Linux-PAM: Multiple vulnerabilities
Gentoo Linux Security Advisory
||GLSA 201206-31 / pam
||June 25, 2012
||June 25, 2012: 1
All supported architectures
#343399, #386273, #388431
Multiple vulnerabilities have been found in Linux-PAM, allowing
local attackers to possibly gain escalated privileges, cause a Denial of
Service, corrupt data, or obtain sensitive information.
Linux-PAM (Pluggable Authentication Modules) is an architecture allowing
the separation of the development of privilege granting software from the
development of secure and appropriate authentication schemes.
Multiple vulnerabilities have been discovered in Linux-PAM. Please
review the CVE identifiers referenced below for details.

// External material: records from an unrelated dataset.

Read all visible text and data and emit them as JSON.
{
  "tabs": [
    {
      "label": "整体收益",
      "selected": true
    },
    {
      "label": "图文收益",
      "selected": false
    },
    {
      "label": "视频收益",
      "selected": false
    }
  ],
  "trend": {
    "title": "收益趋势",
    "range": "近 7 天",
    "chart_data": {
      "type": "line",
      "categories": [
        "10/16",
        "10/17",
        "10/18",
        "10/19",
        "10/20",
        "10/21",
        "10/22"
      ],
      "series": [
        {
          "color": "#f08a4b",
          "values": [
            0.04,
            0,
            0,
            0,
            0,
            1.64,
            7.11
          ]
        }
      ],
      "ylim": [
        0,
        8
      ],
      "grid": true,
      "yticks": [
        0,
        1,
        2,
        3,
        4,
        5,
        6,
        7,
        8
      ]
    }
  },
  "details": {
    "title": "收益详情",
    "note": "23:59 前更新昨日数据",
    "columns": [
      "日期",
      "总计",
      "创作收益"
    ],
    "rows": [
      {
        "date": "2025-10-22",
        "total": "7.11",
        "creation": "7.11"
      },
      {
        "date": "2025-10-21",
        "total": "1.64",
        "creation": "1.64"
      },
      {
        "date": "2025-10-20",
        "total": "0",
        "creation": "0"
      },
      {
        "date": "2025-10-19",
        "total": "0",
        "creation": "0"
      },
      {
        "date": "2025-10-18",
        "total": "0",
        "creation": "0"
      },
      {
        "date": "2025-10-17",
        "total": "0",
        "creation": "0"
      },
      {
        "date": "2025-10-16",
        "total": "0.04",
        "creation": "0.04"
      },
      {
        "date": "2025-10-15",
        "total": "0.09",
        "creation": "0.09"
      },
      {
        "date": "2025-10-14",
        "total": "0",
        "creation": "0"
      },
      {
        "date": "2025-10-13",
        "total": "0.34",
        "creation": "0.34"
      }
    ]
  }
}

A local attacker could use specially crafted files to cause a buffer
overflow, possibly resulting in privilege escalation or Denial of
Service. Furthermore, a local attacker could execute specially crafted
programs or symlink attacks, possibly resulting in data loss or
disclosure of sensitive information.
There is no known workaround at this time.
All Linux-PAM users should upgrade to the latest version:
Code Listing 3.1: Resolution
# emerge --sync
# emerge --ask --oneshot --verbose ">=sys-libs/pam-1.1.5"
NOTE: This is a legacy GLSA. Updates for all affected architectures are
available since November 25, 2011. It is likely that your system is
already no longer affected by this issue.